- Born: 12 February 1873
- Died: 27 April 1937 (aged 64)

= Theodoor Hendrik van de Velde =

Theodoor Hendrik van de Velde (12 February 1873, Leeuwarden - 27 April 1937 near Locarno in a plane crash) was a Dutch physician and gynæcologist who served as director at the Gynæcological Institute in Haarlem.

==Biography==
His 1926 book Het volkomen huwelijk (The Perfect Marriage) made him an instant international celebrity. The book advocated knowledge and sensuality in erotic life. In Germany, Die vollkommene Ehe reached its 42nd printing in 1932, in spite of the fact that it was placed on the list of forbidden books, Index Librorum Prohibitorum, by the Roman Catholic Church.

German-American sex therapist and Holocaust survivor Dr. Ruth Westheimer, known popularly as Dr. Ruth, has said that it was the first book on the subject of sex that she ever had an opportunity to read a few pages of, when she was a ten-year-old child in Frankfurt, Germany.

In Protestant and social democratic Sweden, Det fulländade äktenskapet was widely known although regarded as pornographic and unsuitable for young readers long into the 1960s. The English translation, Ideal Marriage: Its Physiology and Technique, was the best-known work on its subject for several decades, and was reprinted 46 times in the original edition, selling well over a half million copies.
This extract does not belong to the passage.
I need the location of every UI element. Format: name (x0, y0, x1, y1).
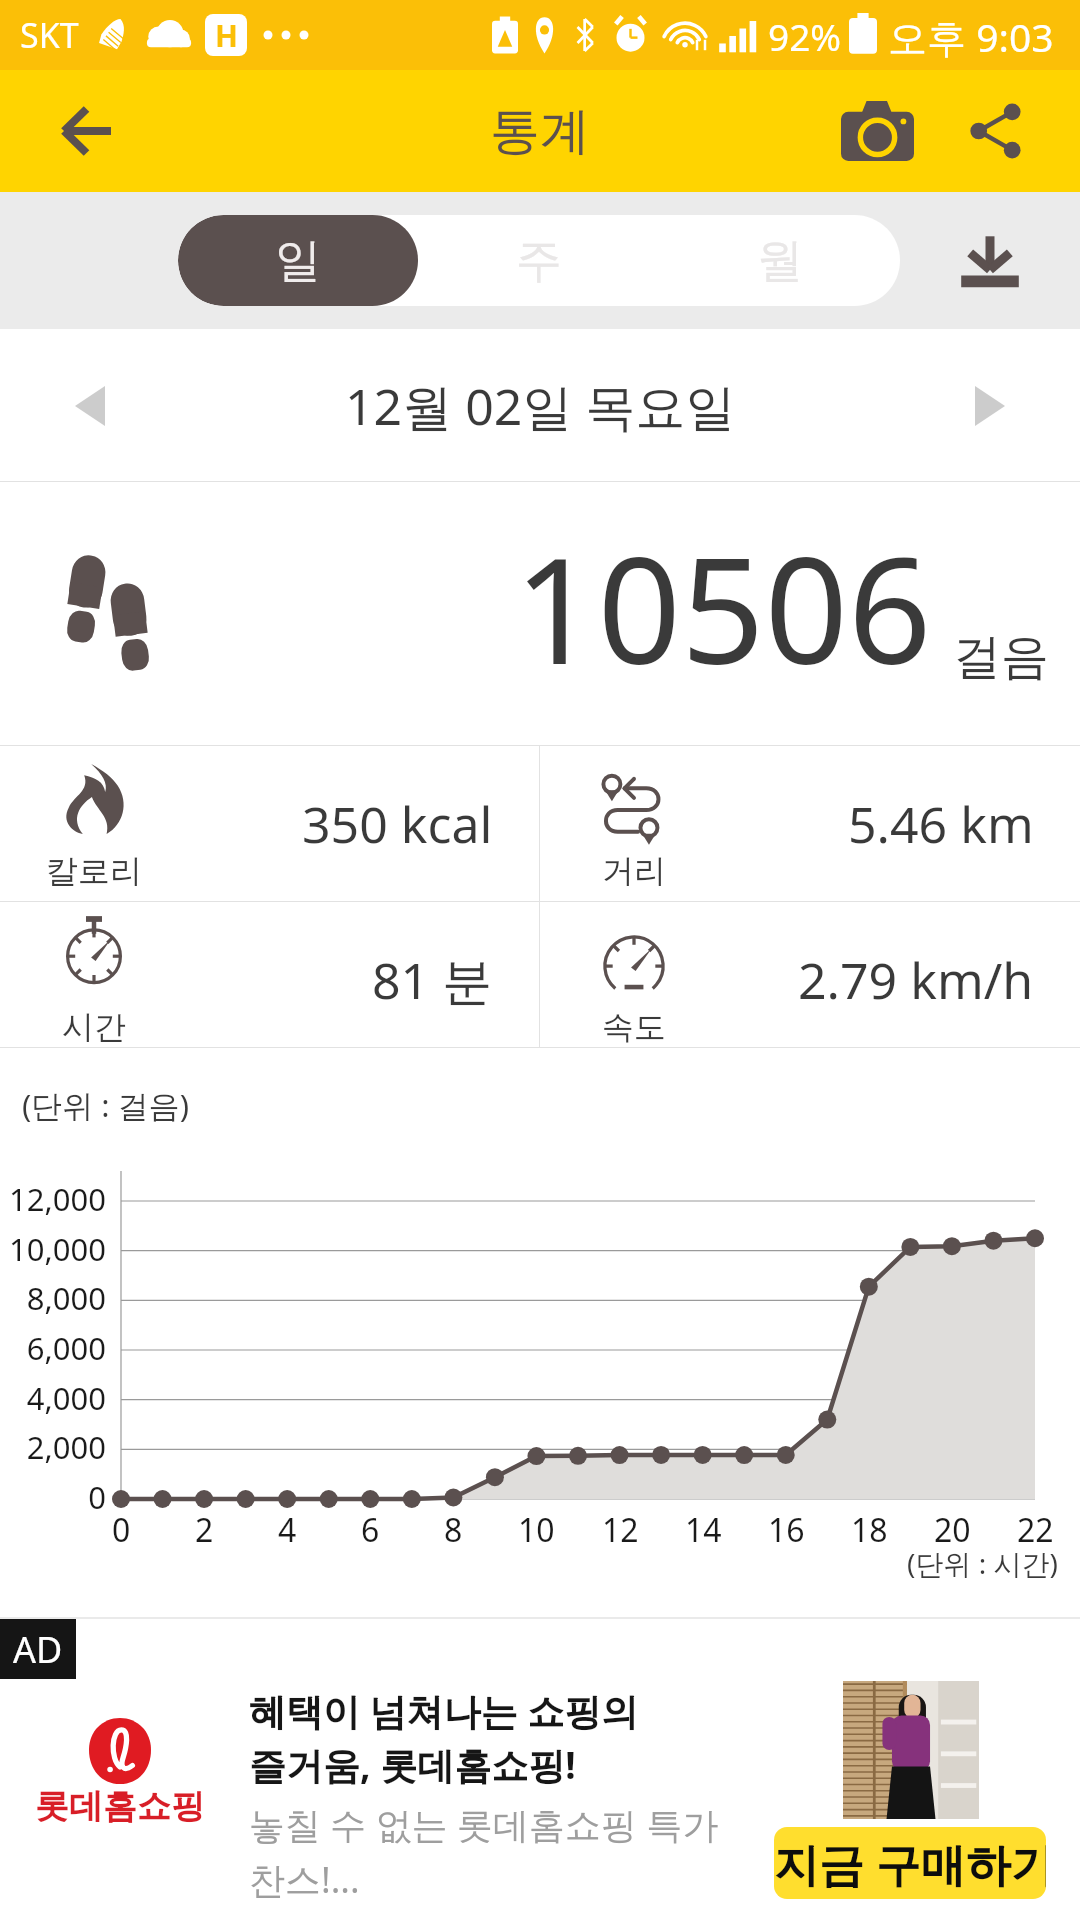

He is credited with showing in 1905 that women only ovulate once per menstrual cycle. This contributed to the improvement of calendar-based methods of birth control, and later to the creation of other fertility awareness systems.

Wilhelm Reich mentions Van de Velde in his 1945 essay Listen, Little Man! (German: Rede an den kleinen Mann): You say: 'Sexuality is a petit-bourgeois invention, it's the economic factors that count'. And you read Van de Velde's book on love technique. (1948 English translation by Theodore Peter Wolfe, Penguin books edition 1975, page 38).